Si bien hubo algunos relevos en su largo periplo, el quinteto fue una formación estable, audaz y sin duda consagratoria para su fundador. Una formación capaz incluso de sobrevivir a las enojosas mudanzas que Astor llevó a cabo de un sello discográfico a otro. En el quinteto, el bandoneón pudo darse el gusto de frasear más libremente, en un marco rítmico dinámico, pletórico de síncopas que hacían bailotear las corcheas sobre la pulsación en negras del contrabajo medio canyengue de Kicho Díaz, mientras los otros instrumentos, nunca limitados a un mero acompañamiento, destacaban por turno o en simultaneidad con los planteos armónicos del director.
APOLOGÍA DEL GOCE
El deseo de Piazzolla de que sus músicos transmitieran una actitud de goce en la ejecución –Astor afirmaba que, a diferencia de los músicos de jazz, los tangueros carecían de esta– se hizo realidad en el Quinteto. A pesar de las críticas de los tradicionalistas y las frecuentes dificultades económicas, aquellos años fueron de plenitud para Astor. Cuando en 1978, ya convertido en una figura de relieve internacional, decidió refundar el grupo de cinco (sólo sobrevivió el guitarrista de la formación primera), un déjà vu de aquel Nuevo Tango de los años 60 impregnó las presentaciones de Fernando Suárez Paz, Pablo Ziegler, Oscar López Ruiz y Héctor Console. Al frente de su segundo Quinteto, Piazzolla estrenó nuevos arreglos, escribió complejas cadencias para piano y violín y alcanzó un grado de virtuosismo posiblemente único en toda su vida. Sin embargo, como señala Omar García Brunelli, exceptuando “La camorra” y algunos pocos estrenos, el repertorio de esta etapa no se alejó mucho de lo que el compositor había escrito entre 1960 y 1973.
Si con su primer quinteto Astor encontró en Héctor De Rosas al cantor ocasional que su música esencialmente instrumental requería, el segundo quinteto evitó las voces humanas, salvo… la de Roberto Goyeneche.
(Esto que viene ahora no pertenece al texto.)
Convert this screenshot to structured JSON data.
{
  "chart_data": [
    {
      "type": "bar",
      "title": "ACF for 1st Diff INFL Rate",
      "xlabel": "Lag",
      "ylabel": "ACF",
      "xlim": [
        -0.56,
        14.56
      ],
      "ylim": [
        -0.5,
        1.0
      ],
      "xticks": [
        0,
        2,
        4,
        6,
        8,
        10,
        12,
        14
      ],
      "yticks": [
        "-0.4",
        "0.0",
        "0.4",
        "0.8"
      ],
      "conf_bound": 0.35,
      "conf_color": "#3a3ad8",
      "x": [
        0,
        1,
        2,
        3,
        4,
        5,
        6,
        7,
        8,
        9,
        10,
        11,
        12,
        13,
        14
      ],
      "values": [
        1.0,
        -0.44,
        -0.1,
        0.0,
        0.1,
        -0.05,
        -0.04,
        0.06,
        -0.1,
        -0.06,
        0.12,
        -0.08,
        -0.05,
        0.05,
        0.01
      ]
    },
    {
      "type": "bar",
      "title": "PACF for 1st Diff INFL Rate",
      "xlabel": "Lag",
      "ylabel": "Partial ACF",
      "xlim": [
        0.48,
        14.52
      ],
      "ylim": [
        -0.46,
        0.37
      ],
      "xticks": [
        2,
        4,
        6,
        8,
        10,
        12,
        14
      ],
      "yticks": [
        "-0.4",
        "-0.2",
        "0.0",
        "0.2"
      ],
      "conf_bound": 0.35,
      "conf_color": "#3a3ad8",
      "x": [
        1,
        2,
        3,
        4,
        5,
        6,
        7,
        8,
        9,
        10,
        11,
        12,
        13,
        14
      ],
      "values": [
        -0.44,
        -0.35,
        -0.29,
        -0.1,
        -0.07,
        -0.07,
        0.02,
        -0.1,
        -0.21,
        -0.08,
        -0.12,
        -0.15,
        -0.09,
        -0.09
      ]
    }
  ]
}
Con él, en un memorable concierto en el teatro Regina de 1982, Piazzolla pareció reconciliarse con el tango canción clásico (fueron de la partida “Cambalache”, “La última curda” y “Garúa”, además de “Chiquilín de Bachín”, “El gordo triste” y “Balada para un loco”), esa fuente primera de su identidad díscola y genial.